Synthesis and characterization of Ag doped ZnO nanomaterial as an effective photocatalyst for photocatalytic degradation of Eriochrome Black T dye and antimicrobial agent

Abstract

Doped ZnO nanomaterials are a type of material that can be used for photocatalysis and antibacterial applications. The metal dopant improves the overall performance of the photocatalyst by lowering the band gap energy and lowering electron–hole recombination. Likewise, metal dopants result in a significant increase in antimicrobial potential. Premised on these compelling viewpoints, we present a straightforward co-precipitation approach for synthesizing ZnO and 5% Ag modified ZnO (5% Ag/ZnO), as well as their applicability in photocatalysis and antibacterial study. The synthesized ZnO and 5% A/ZnO nanomaterials are well characterized by Ultraviolet-visible (UV-Vis) spectroscopy, X-ray diffraction (XRD), scanning electron microscopy (SEM), and energy dispersive spectroscopy (EDS) analysis. From the UV-Vis analysis, it has been established that silver doping resulted in a decline in the band gap of ZnO. The XRD investigations indicated hexagonal wurtzite structure for ZnO and 5% Ag/ZnO with average nanoparticle sizes of 25.37 and 20.23 nm, respectively.
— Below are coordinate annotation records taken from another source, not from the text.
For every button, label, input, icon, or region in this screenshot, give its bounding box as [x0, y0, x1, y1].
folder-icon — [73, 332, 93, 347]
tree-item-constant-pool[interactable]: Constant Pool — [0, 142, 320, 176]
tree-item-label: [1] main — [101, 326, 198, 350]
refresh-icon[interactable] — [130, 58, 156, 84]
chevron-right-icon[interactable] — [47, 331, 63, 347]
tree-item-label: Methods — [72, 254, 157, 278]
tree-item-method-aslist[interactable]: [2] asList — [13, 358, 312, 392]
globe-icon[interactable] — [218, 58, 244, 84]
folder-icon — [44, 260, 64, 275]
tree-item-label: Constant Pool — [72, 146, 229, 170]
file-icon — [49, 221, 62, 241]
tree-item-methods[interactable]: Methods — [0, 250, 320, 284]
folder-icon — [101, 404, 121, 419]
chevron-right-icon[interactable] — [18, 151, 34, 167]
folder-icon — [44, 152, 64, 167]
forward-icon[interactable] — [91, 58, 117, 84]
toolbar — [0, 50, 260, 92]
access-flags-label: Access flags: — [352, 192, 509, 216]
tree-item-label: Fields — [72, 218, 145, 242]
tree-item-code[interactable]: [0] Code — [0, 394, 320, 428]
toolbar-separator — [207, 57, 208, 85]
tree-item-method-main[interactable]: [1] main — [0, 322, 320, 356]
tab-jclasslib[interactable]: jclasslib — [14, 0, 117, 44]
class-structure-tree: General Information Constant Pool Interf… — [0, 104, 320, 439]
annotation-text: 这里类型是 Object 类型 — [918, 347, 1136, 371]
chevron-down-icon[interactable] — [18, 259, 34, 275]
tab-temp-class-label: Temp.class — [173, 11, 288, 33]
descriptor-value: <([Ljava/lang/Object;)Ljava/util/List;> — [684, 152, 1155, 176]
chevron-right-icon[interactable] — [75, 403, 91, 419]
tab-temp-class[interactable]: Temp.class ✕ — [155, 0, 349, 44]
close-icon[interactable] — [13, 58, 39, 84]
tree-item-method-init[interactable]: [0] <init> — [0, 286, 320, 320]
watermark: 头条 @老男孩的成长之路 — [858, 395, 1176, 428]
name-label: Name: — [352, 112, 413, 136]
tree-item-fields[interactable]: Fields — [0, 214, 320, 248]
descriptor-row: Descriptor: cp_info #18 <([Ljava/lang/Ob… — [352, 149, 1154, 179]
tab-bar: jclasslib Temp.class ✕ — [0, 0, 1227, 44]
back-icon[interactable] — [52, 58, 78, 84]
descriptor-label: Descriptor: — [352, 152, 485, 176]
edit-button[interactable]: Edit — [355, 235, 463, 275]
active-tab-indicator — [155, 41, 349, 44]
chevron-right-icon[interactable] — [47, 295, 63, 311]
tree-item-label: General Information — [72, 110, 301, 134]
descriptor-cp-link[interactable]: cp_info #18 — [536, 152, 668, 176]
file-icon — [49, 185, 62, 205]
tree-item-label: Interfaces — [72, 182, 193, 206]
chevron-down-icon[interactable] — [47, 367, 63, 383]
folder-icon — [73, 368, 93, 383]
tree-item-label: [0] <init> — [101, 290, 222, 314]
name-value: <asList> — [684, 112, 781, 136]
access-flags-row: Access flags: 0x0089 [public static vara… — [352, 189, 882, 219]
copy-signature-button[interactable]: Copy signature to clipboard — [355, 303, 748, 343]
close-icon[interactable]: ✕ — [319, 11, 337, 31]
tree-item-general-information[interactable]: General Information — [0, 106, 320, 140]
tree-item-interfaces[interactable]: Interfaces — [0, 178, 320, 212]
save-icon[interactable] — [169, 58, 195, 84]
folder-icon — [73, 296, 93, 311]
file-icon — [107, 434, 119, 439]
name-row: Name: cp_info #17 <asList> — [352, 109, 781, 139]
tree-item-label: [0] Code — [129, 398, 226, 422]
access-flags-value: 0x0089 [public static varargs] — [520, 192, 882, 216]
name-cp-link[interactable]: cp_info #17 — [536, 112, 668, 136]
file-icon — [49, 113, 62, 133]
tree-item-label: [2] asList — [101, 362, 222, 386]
The porous morphology of produced nanomaterials was shown by FE-SEM analysis, while the elemental composition was validated by EDAX. The ZnO and 5% Ag-ZnO were successfully employed for the photocatalysis of Eriochrome Black T (EBT) dye and antimicrobial screening. Various parameters like catalyst dose, the effect of contact dye, and the effect of initial dye concentration were investigated which proved that 5% Ag/ZnO is more proficient in the degradation of EBT dye than ZnO. Besides, the radical scavenging study was to explore the presence of reactive oxygen species in photocatalytic degradation. The kinetic study revealed the involvement of Pseudo first-order kinetics. Furthermore, the 5% Ag/ZnO was recycled and reused for multiple cycles which indicated its stability and reusability performance. The antibacterial studies of ZnO and 5% Ag/ZnO against S.aureas, B. subtilis, K. pneumoniae and E. coli and antifungal studies against A. niger and C. albicans were investigated. The antibacterial and antifungal screening clearly emphasized that silver doping has an excellent effect on the augmentation of the antimicrobial performance of ZnO.